One session on Monday zeroed in on social impact bonds. Emily Bolton from Social Finance UK set out an exciting new initiative aimed at financing services and supports for people leaving jail that seeks to reduce recidivism. Justina Lei from the Rockfeller Foundation is looking to import the model to the US, and Adam Jagelewski from Canada’s Social Innovation Generation has been in the lead in bringing the idea to Canada.
Another session took a close look at Community Development Finance Institutions – financial intermediaries that increase the flow of financial capital into the social sector. CDFI’s were created under US federal legislation by former President Bill Clinton.

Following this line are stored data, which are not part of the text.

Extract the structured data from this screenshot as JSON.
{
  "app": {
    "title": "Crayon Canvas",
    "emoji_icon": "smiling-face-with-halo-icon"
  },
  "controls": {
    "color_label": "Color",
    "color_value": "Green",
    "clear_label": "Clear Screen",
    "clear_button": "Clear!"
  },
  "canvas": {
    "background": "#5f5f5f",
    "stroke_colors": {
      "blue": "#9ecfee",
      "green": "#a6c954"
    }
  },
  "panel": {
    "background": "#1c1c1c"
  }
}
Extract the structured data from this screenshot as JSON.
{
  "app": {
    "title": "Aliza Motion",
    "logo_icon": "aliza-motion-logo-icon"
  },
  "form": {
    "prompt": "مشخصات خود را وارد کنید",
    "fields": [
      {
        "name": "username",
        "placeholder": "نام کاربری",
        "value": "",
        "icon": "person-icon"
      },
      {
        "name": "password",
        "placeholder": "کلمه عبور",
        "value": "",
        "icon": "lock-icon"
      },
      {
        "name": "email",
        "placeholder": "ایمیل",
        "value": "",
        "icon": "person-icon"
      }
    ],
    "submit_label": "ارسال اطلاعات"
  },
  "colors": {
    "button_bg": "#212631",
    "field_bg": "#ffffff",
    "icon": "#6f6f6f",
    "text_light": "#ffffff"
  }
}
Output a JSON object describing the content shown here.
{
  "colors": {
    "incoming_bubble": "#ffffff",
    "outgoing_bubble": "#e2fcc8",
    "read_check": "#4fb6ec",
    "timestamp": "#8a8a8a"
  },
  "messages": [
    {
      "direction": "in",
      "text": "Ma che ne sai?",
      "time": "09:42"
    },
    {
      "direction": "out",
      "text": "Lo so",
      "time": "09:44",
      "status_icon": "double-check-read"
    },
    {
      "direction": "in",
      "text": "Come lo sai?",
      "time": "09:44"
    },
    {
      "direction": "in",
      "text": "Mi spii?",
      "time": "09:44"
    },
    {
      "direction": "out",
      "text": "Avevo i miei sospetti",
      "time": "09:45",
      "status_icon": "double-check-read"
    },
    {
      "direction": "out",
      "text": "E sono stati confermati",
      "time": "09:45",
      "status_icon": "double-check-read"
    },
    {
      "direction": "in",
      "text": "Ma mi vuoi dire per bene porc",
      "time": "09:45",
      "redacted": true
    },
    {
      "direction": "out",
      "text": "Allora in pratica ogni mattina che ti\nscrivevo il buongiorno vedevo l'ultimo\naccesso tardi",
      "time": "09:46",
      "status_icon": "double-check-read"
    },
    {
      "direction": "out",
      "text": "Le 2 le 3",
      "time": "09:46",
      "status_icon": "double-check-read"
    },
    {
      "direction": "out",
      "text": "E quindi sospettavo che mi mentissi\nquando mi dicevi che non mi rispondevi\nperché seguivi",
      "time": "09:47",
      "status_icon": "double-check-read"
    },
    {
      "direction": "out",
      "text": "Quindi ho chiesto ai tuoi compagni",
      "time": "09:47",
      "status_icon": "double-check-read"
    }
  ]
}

In Canada, social sector enterprises face uncertain finances as government and non-government funding is less than reliable, and earned income fails to fill the gap.
Meanwhile I attended another session with four US financial innovators – Paul Bradley, ROC USA; Richard French, Raise the Roof; Steve Zuckerman, Self-Help; and Jonathan Harrison, Rubicon – who have developed powerful models that steer private capital into public benefits, including converting privately-owned mobile home parks into resident-owned co-operatives, and an employer-based initiative that provides payday loans to prevent lower-income workers from turning to predatory lenders.
The Wellesley Institute recognizes that a strong social sector is important to the health of individuals and communities. Non-profits and social enterprises deliver important health, social and housing services. We’ve released research and policy documents that have set out the growing administrative burden facing social sector organizations, and we’ve examined the pluses and minuses of collaboration in the third sector.